Mr Lederman worked as a builder and had been a truck driver when he arrived in Australia. He'd driven trucks in the Soviet army during the war after being taken east from Poland when the Russians arrived. Maybe he reminded Mama of the Russian soldiers who had rescued her and Dad by allowing them to hitch a ride to Berlin in 1946. He seemed less damaged than some others in Mama and Dad's circle. He'd been a business partner with my mother in a property they bought after Mama received a small sum in war reparations from Germany—an above-board reason for them to meet.

His wife had thick glasses and a nasal voice. She couldn't have children, so they had adopted a son who was a year or two younger than me and a year or two older than my sister. Mama told me that Mr Lederman's wife was not really suited to him, but he couldn't leave her as she had saved him in the war and he felt he owed her loyalty.

I was puzzled by this story. Mrs Lederman was a kind woman, a good cook and very hospitable. Once, I saw that she had set the table for a dinner party a week ahead. This was the only evidence I saw of her strategic planning, and so I wondered how a strong Red Army driver might need rescuing by her.

Did Mama really believe this was the reason they stayed together, the reason Mr Lederman could not come to her?

In the months before her death Mama had told me that Mr Lederman would be there for us in the future if we ever needed anything. Neither of us elaborated on the circumstances in which we might need him, and we didn't discuss her dying.

He arrived at my house unannounced in the weeks after her funeral, asking what Mama had told me about him. My sister remembered him visiting her some years later and saying that Mama had never told him if he was my father, because she hadn't been sure. I remember her telling me that Mr Lederman said Mama had never told him if he was
her
father, because she hadn't been sure. Her father? My father? We laughed at the madness of this conversation and our mixed-up memories.
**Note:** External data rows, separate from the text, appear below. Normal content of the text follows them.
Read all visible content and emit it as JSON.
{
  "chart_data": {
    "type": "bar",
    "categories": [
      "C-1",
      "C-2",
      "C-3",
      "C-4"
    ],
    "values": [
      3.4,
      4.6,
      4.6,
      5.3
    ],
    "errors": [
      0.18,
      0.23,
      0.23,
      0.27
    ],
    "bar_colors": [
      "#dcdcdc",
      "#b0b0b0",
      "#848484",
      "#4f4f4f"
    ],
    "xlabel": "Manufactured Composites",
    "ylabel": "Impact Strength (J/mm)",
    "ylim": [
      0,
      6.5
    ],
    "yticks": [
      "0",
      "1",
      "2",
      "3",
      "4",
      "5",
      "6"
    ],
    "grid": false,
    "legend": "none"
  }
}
Bern, whose phone call got me started on these explorations, had told me that she suspected Mr Lederman was my sister's father. He was swarthy. But so was Dad. And Dad had said he'd had a reddish beard. My sister had straight red hair. It was a merry-go-round. That beard, these eyes, this chin.

I decided to call him.

The last time I'd seen Mr Lederman he was wearing whites and was on his way to a tennis match with friends. He came to my front door and I asked him in for coffee. I would have been in my late twenties, he in his sixties. He sat on my couch and told me softly how much like my mother I was. At that moment, side by side on the couch—after some years in which I saw him as a substitute father, when he'd given me advice on buying the very house we were sitting in, following the collapse of my first marriage—I had the distinct impression that he was viewing me as a woman, as a desirable substitute for my deceased Mama. I ended the visit abruptly.